Commanders and leaders
- Antonio Grimani Gonzalo de Córdoba: Kemal Reis Feriz Beg

= Ottoman–Venetian War (1499–1503) =

Second conflict between the Ottoman Empire and the Republic of Venice

The Second Ottoman–Venetian War was fought from 1499 to 1503 between the Ottoman Empire and the Republic of Venice for control of contested lands in the Aegean Sea, the Ionian Sea, and the Adriatic Sea. The Ottomans, under the command of Admiral Kemal Reis, were victorious and forced the Venetians to recognize their gains at the end of the war.

==War==

=== 1499===
In January 1499, Kemal Reis set sail from Constantinople with a force of 10 galleys and 4 other types of ships, and in July 1499 met with the huge Ottoman fleet and took over its command in order to wage a large-scale war against the Republic of Venice. The Ottoman fleet consisted of 67 galleys, 20 galliots, and about 200 smaller vessels. In August, Kemal Reis defeated the Venetian navy under the command of Antonio Grimani at the Battle of Zonchio (also known as the Battle of Sapienza or the First Battle of Lepanto). It was the first naval battle in history with cannons used on ships, and took place on four separate days: 12, 20, 22 and 25 August. After reaching the Ionian Sea with the large Ottoman fleet, Kemal Reis encountered the Venetian fleet of 47 galleys, 17 galliots, and about 100 smaller vessels under the command of Antonio Grimani near Cape Zonchio and won an important victory. During the battle, Kemal Reis sank the galley of Andrea Loredan, a member of the influential Loredan family of Venice. Antonio Grimani was arrested on 29 September but was eventually released. Grimani later became the Doge of Venice in 1521. The Ottoman Sultan Bayezid II gifted 10 of the captured Venetian galleys to Kemal Reis, who stationed his fleet at the island of Cefalonia between October and December.

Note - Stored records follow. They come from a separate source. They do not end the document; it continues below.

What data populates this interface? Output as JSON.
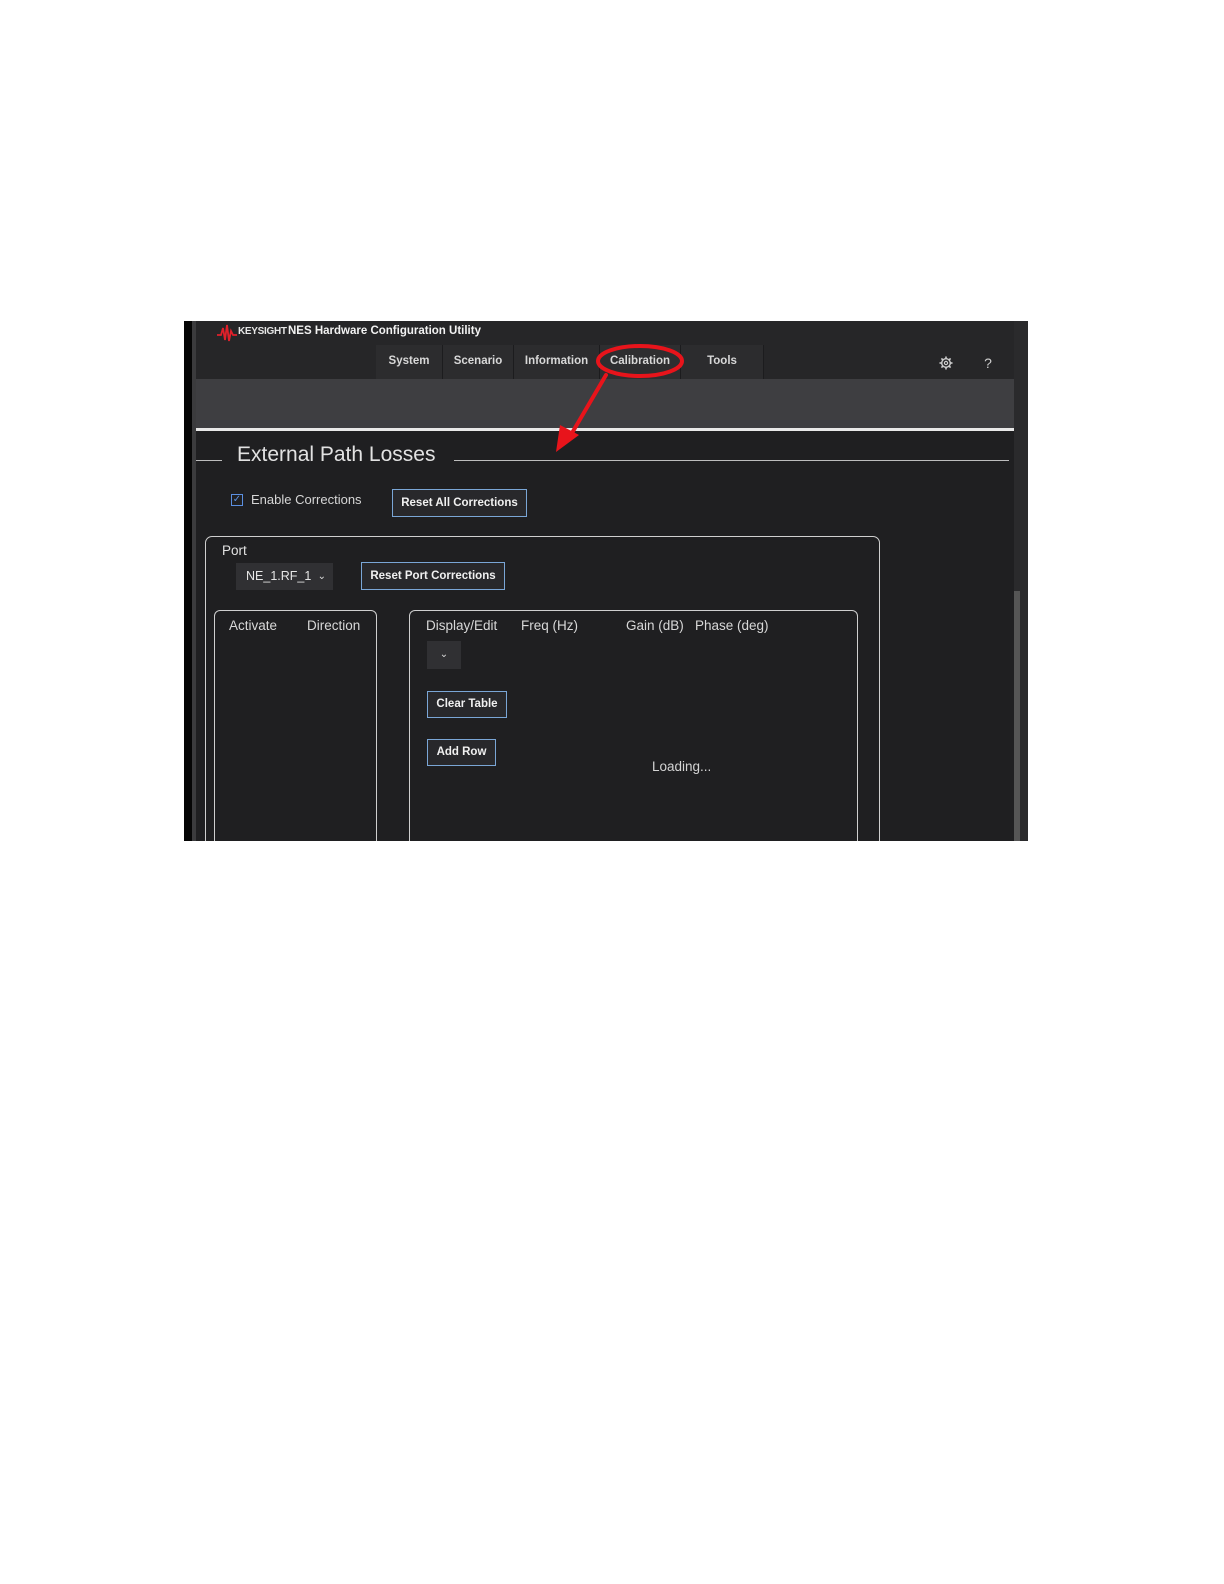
{
  "app": {
    "brand": "KEYSIGHT",
    "title": "NES Hardware Configuration Utility"
  },
  "nav": {
    "tabs": [
      {
        "label": "System"
      },
      {
        "label": "Scenario"
      },
      {
        "label": "Information"
      },
      {
        "label": "Calibration",
        "active": true
      },
      {
        "label": "Tools"
      }
    ],
    "settings_icon": "gear-icon",
    "help_label": "?"
  },
  "section": {
    "title": "External Path Losses"
  },
  "corrections": {
    "enable_label": "Enable Corrections",
    "enabled": true,
    "reset_all_label": "Reset All Corrections"
  },
  "port": {
    "label": "Port",
    "selected": "NE_1.RF_1",
    "reset_label": "Reset Port Corrections"
  },
  "left_table": {
    "headers": [
      "Activate",
      "Direction"
    ]
  },
  "right_table": {
    "headers": [
      "Display/Edit",
      "Freq (Hz)",
      "Gain (dB)",
      "Phase (deg)"
    ],
    "clear_label": "Clear Table",
    "add_row_label": "Add Row",
    "status": "Loading..."
  },
  "colors": {
    "background": "#1f1f21",
    "accent_border": "#7aa6d6",
    "annotation": "#e8141b",
    "logo": "#e0202a"
  }
}
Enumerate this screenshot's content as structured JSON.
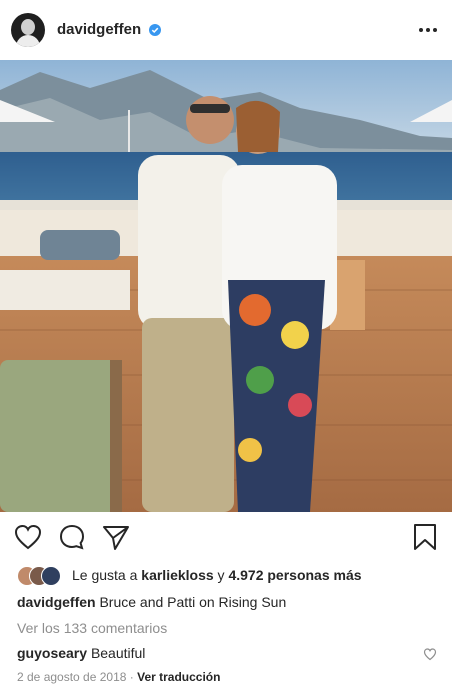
{
  "post": {
    "username": "davidgeffen",
    "verified": true,
    "photo_alt": "Bruce and Patti on a yacht deck",
    "likes": {
      "prefix": "Le gusta a ",
      "user": "karliekloss",
      "joiner": " y ",
      "count_text": "4.972 personas más"
    },
    "caption": {
      "username": "davidgeffen",
      "text": "Bruce and Patti on Rising Sun"
    },
    "view_comments": "Ver los 133 comentarios",
    "comment": {
      "username": "guyoseary",
      "text": "Beautiful"
    },
    "date": "2 de agosto de 2018",
    "separator": " · ",
    "translate": "Ver traducción"
  },
  "icons": {
    "like": "heart-icon",
    "comment": "comment-icon",
    "share": "send-icon",
    "save": "bookmark-icon",
    "more": "more-options-icon",
    "verified": "verified-badge-icon"
  },
  "colors": {
    "text": "#262626",
    "muted": "#8e8e8e",
    "verified": "#3897f0"
  }
}
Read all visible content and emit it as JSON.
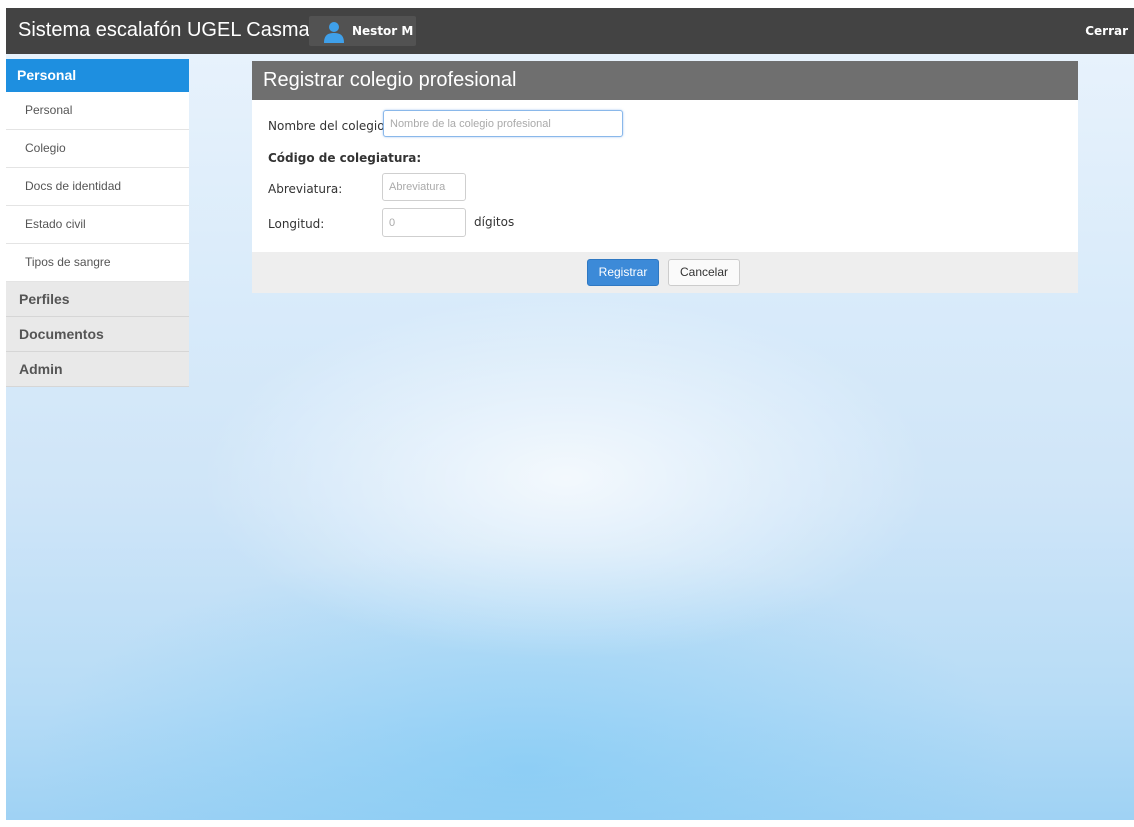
{
  "app": {
    "title": "Sistema escalafón UGEL Casma",
    "user_name": "Nestor M",
    "close_label": "Cerrar"
  },
  "sidebar": {
    "active_section": "Personal",
    "sub_items": [
      "Personal",
      "Colegio",
      "Docs de identidad",
      "Estado civil",
      "Tipos de sangre"
    ],
    "sections": [
      "Perfiles",
      "Documentos",
      "Admin"
    ]
  },
  "form": {
    "title": "Registrar colegio profesional",
    "name_label": "Nombre del colegio:",
    "name_placeholder": "Nombre de la colegio profesional",
    "name_value": "",
    "code_heading": "Código de colegiatura:",
    "abbr_label": "Abreviatura:",
    "abbr_placeholder": "Abreviatura",
    "length_label": "Longitud:",
    "length_placeholder": "0",
    "length_unit": "dígitos",
    "submit_label": "Registrar",
    "cancel_label": "Cancelar"
  },
  "colors": {
    "topbar": "#434343",
    "accent": "#1e8fe0",
    "primary_button": "#3c8ad8",
    "panel_header": "#6f6f6f"
  },
  "icons": {
    "user": "user-icon"
  }
}
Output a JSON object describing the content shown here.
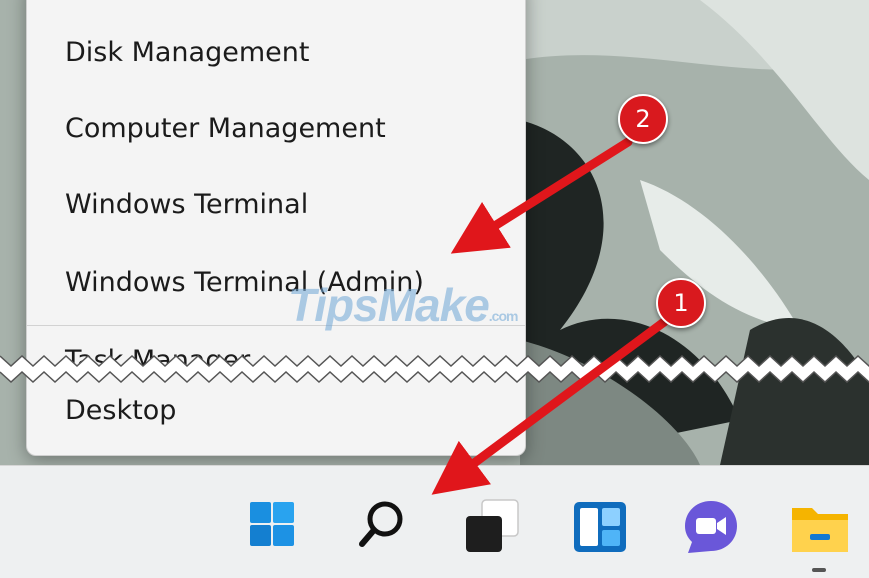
{
  "context_menu": {
    "items": [
      {
        "label": "Disk Management"
      },
      {
        "label": "Computer Management"
      },
      {
        "label": "Windows Terminal"
      },
      {
        "label": "Windows Terminal (Admin)"
      },
      {
        "label": "Task Manager"
      },
      {
        "label": "Desktop"
      }
    ]
  },
  "annotations": {
    "step_1": "1",
    "step_2": "2",
    "color": "#d9191e"
  },
  "watermark": {
    "brand": "TipsMake",
    "suffix": ".com"
  },
  "taskbar": {
    "icons": [
      "start-icon",
      "search-icon",
      "task-view-icon",
      "widgets-icon",
      "teams-chat-icon",
      "file-explorer-icon"
    ]
  }
}
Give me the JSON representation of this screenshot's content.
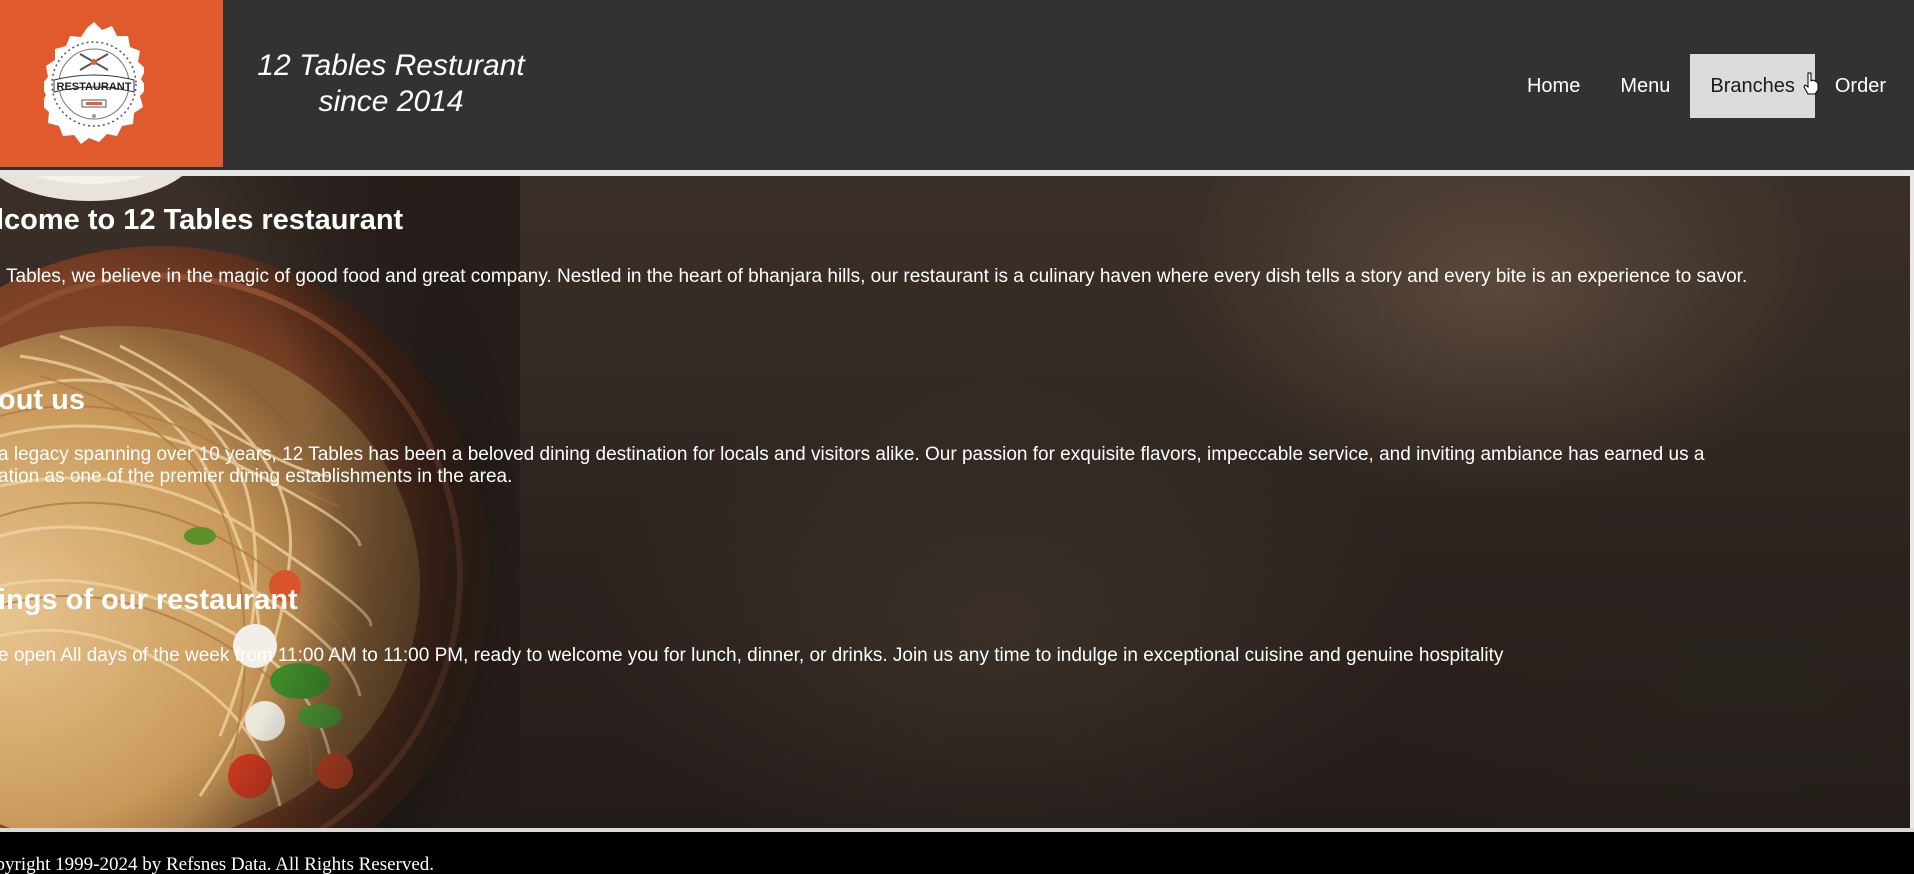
{
  "header": {
    "logo": {
      "badge_text": "RESTAURANT",
      "icon": "restaurant-badge-icon"
    },
    "brand_line1": "12 Tables Resturant",
    "brand_line2": "since 2014",
    "colors": {
      "header_bg": "#323232",
      "logo_bg": "#e05a2e",
      "active_nav_bg": "#dcdcdc"
    }
  },
  "nav": {
    "items": [
      {
        "label": "Home",
        "active": false
      },
      {
        "label": "Menu",
        "active": false
      },
      {
        "label": "Branches",
        "active": true
      },
      {
        "label": "Order",
        "active": false
      }
    ]
  },
  "hero": {
    "welcome_heading": "lcome to 12 Tables restaurant",
    "welcome_text": "Tables, we believe in the magic of good food and great company. Nestled in the heart of bhanjara hills, our restaurant is a culinary haven where every dish tells a story and every bite is an experience to savor.",
    "about_heading": "out us",
    "about_text_line1": "a legacy spanning over 10 years, 12 Tables has been a beloved dining destination for locals and visitors alike. Our passion for exquisite flavors, impeccable service, and inviting ambiance has earned us a",
    "about_text_line2": "ation as one of the premier dining establishments in the area.",
    "timings_heading": "ings of our restaurant",
    "timings_text": "e open All days of the week from 11:00 AM to 11:00 PM, ready to welcome you for lunch, dinner, or drinks. Join us any time to indulge in exceptional cuisine and genuine hospitality"
  },
  "footer": {
    "copyright": "opyright 1999-2024 by Refsnes Data. All Rights Reserved."
  }
}
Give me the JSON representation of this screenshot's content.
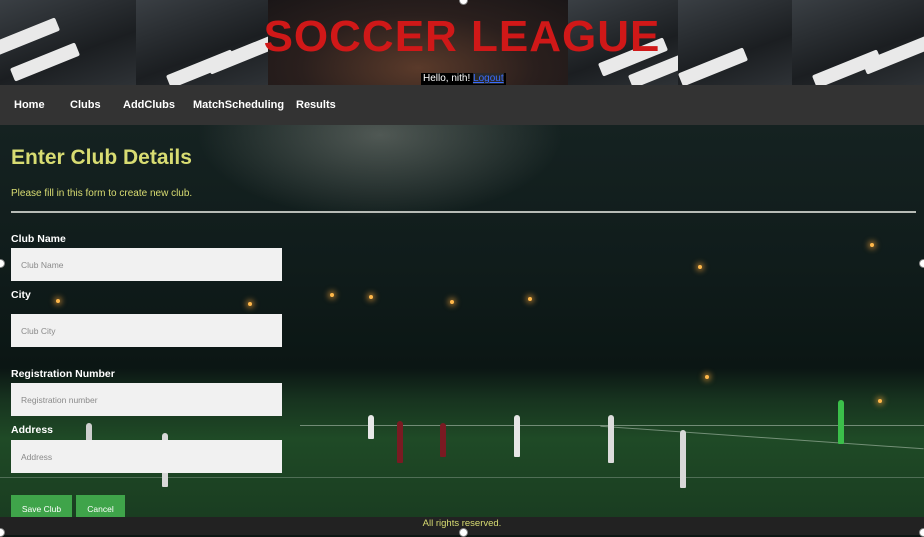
{
  "header": {
    "title": "SOCCER LEAGUE",
    "greeting": "Hello, nith!",
    "logout_label": "Logout"
  },
  "nav": {
    "items": [
      "Home",
      "Clubs",
      "AddClubs",
      "MatchScheduling",
      "Results"
    ]
  },
  "form": {
    "heading": "Enter Club Details",
    "subtitle": "Please fill in this form to create new club.",
    "club_name": {
      "label": "Club Name",
      "placeholder": "Club Name",
      "value": ""
    },
    "city": {
      "label": "City",
      "placeholder": "Club City",
      "value": ""
    },
    "registration": {
      "label": "Registration Number",
      "placeholder": "Registration number",
      "value": ""
    },
    "address": {
      "label": "Address",
      "placeholder": "Address",
      "value": ""
    },
    "save_label": "Save Club",
    "cancel_label": "Cancel"
  },
  "footer": {
    "text": "All rights reserved."
  },
  "colors": {
    "title_red": "#d01818",
    "accent_yellow": "#d8dc72",
    "nav_bg": "#333333",
    "button_green": "#3fa44a"
  }
}
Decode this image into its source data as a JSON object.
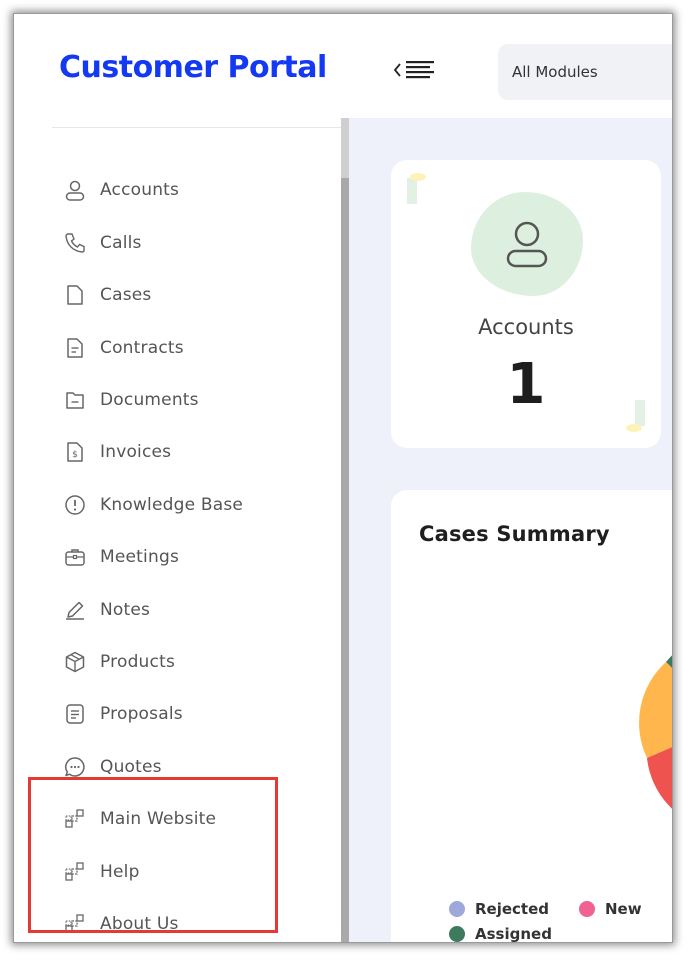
{
  "header": {
    "brand": "Customer Portal",
    "module_select": "All Modules"
  },
  "sidebar": {
    "items": [
      {
        "label": "Accounts",
        "icon": "user-icon"
      },
      {
        "label": "Calls",
        "icon": "phone-icon"
      },
      {
        "label": "Cases",
        "icon": "file-icon"
      },
      {
        "label": "Contracts",
        "icon": "document-text-icon"
      },
      {
        "label": "Documents",
        "icon": "document-minus-icon"
      },
      {
        "label": "Invoices",
        "icon": "invoice-icon"
      },
      {
        "label": "Knowledge Base",
        "icon": "info-circle-icon"
      },
      {
        "label": "Meetings",
        "icon": "briefcase-icon"
      },
      {
        "label": "Notes",
        "icon": "pencil-icon"
      },
      {
        "label": "Products",
        "icon": "box-icon"
      },
      {
        "label": "Proposals",
        "icon": "list-document-icon"
      },
      {
        "label": "Quotes",
        "icon": "chat-bubble-icon"
      }
    ],
    "links": [
      {
        "label": "Main Website",
        "icon": "external-link-icon"
      },
      {
        "label": "Help",
        "icon": "external-link-icon"
      },
      {
        "label": "About Us",
        "icon": "external-link-icon"
      }
    ]
  },
  "accounts_card": {
    "label": "Accounts",
    "count": "1",
    "icon": "user-icon"
  },
  "summary": {
    "title": "Cases Summary"
  },
  "chart_data": {
    "type": "pie",
    "title": "Cases Summary",
    "legend": [
      {
        "name": "Rejected",
        "color": "#9fa8da"
      },
      {
        "name": "New",
        "color": "#f06292"
      },
      {
        "name": "Assigned",
        "color": "#3d7a5e"
      }
    ],
    "visible_segment_colors": [
      "#3d7a5e",
      "#ffb74d",
      "#ef5350"
    ]
  },
  "colors": {
    "brand": "#1439f2",
    "highlight": "#e53935",
    "main_background": "#eef1fa"
  }
}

Ottoman land incursions into Venetian Dalmatia also started in 1499, under command of Isa Pasha and Feriz Beg.

===1500===

In December 1499, the Venetians attacked Lepanto with the hope of regaining their lost territories in the Ionian Sea. Kemal Reis set sail from Cefalonia and re-took Lepanto from the Venetians. He stayed in Lepanto between April and May 1500, where his ships were repaired by an army of 15,000 Ottoman craftsmen brought from the area. From there, Kemal Reis set sail and bombarded the Venetian ports on the island of Corfu, and in August he once again defeated the Venetian fleet at the Battle of Modon. Kemal Reis bombarded the fortress of Modon from the sea and captured the town. He later engaged with the Venetian fleet off the coast of Coron and captured the town along with a Venetian brigantine. From there Kemal Reis sailed towards the Island of Sapientza (Sapienza) and sank the Venetian galley Lezza. In September, Kemal Reis assaulted Voiussa and in October he appeared at Cape Santa Maria on the Island of Lefkada, before ending the campaign and returning to Constantinople in November. With the Battle of Modon, the Turkish fleet and army quickly overwhelmed most of the Venetian possessions in Greece. Modon and Coron, the "two eyes of the Republic", were lost. Doge Agostino Barbarigo asked the Pope and the Catholic Monarchs for help, and on 24 December a Spanish–Venetian army commanded by Gonzalo de Córdoba took Cephalonia, temporarily stopping the Ottoman offensive on eastern Venetian territories.

===1501–1503===

The Ottoman incursions in Dalmatia escalated to the point where Venice was forced to sign a treaty with Vladislaus II of Hungary and Pope Alexander VI by which they pledged 140,000 ducats a year for the Kingdom of Hungary to actively defend its southern Croatian territories, which aided the defence of Venetian Dalmatia, signed after long negotiations on 13 May 1501. In 1501 Feriz Beg captured Durazzo in Venetian Albania.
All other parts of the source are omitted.